Blueberry Cream Cheese Muffins
FOR THE MUFFINS:
- 1 cup spelt, white, or Bob’s gf flour (125g)
- Just over 1/4 tsp salt
- 1/4 tsp cinnamon
- 1 tsp baking powder
- only if using Bob’s, add 1/2 tsp xanthan gum
- 1/4 cup sugar of choice or xylitol (50g)
- pinch uncut stevia, OR 1 tbsp more sugar of choice
- 2 1/2 tsp apple cider vinegar or white vinegar
- 1/2 cup milk of choice
- 3/4 tsp pure vanilla extract
- 1 1/2 tbsp oil (or Low Fat Blueberry Muffin Recipe Here ) (15g)
- 2/3 cup fresh or frozen-thawed blueberries (85g)
FOR THE FILLING:
- 1 cup fresh or frozen blueberries (125g)
- 1/2 cup cream cheese, such as Tofutti (120g)
- 1/16 tsp uncut stevia OR 2 tbsp powdered sugar or maple syrup
- if using stevia or powdered sugar, also add 2 tbsp milk of choice (or less for a thicker filling)
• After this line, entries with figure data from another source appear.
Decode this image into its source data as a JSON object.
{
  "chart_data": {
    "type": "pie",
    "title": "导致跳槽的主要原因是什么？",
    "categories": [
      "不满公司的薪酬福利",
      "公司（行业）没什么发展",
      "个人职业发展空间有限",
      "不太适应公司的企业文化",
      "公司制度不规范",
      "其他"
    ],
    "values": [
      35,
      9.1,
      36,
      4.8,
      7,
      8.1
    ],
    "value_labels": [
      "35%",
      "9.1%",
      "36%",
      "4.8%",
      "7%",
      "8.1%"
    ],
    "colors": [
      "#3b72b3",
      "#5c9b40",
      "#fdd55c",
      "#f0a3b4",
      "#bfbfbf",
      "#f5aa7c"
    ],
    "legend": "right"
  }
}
- 1 tsp pure vanilla extract
For the blueberry cream cheese muffins: Preheat the oven to 350 F and grease a muffin tin or line with 7 liners. In a large bowl, stir together first 6 ingredients very well. In a separate mixing bowl, whisk remaining muffin ingredients except blueberries. Pour wet into dry and stir until just evenly mixed. Then add blueberries and very gently stir only until evenly mixed. (Do not over-stir, which could break the berries and turn the muffins pink!) Pour into liners and bake on the middle rack for 19 minutes or until domed with a toothpick inserted into the center of a muffin coming out clean. Let sit 10 minutes before removing from the tins. Liners pull off much more easily the next day. For the blueberry cheesecake filling: blend all ingredients in a blender or with a hand blender until smooth. Mixture will thicken as it sits and can easily be made the day before and stored in the fridge. Cut out a hole in each baked blueberry cream cheese muffin with a spoon, and fill. There will be leftover blueberry cheesecake filling… you can use the rest to top other things, like pancakes! (Or you can make a half recipe of filling if you’d prefer.)
View Blueberry Cream Cheese Muffins Nutrition Facts
LINK OF THE DAY:
Elaina says
After going blueberry picking with my family last week, I came home pining to bake and bake and bake with those blue, little sparkles! For breakfast this morning, I made the Blueberry Muffins with the blueberry cream cheese filling. My mom was happy for a “fancy treat,” as she called it, and my little sister said they made her morning “so much sweeter!” The muffins nor sauce are not very sweet, which is great for breakfast. I used white flour this first time around, but I would like to try whole wheat or whole wheat pastry flour next time to avoid the white.
Nevyana says
Hello Katie!
I just found your blog and can’t stop reading recipes! Everything looks so tasty and healthy. I want to make vegan vanilla muffins with blueberries, but is there any way I can use only liquid stevia? (No sugar or xylitol) Thank you for the recipes! 🙂
Best regards,
Nevyana
Julie Dove says
You can always experiment. Edible experiments are the best!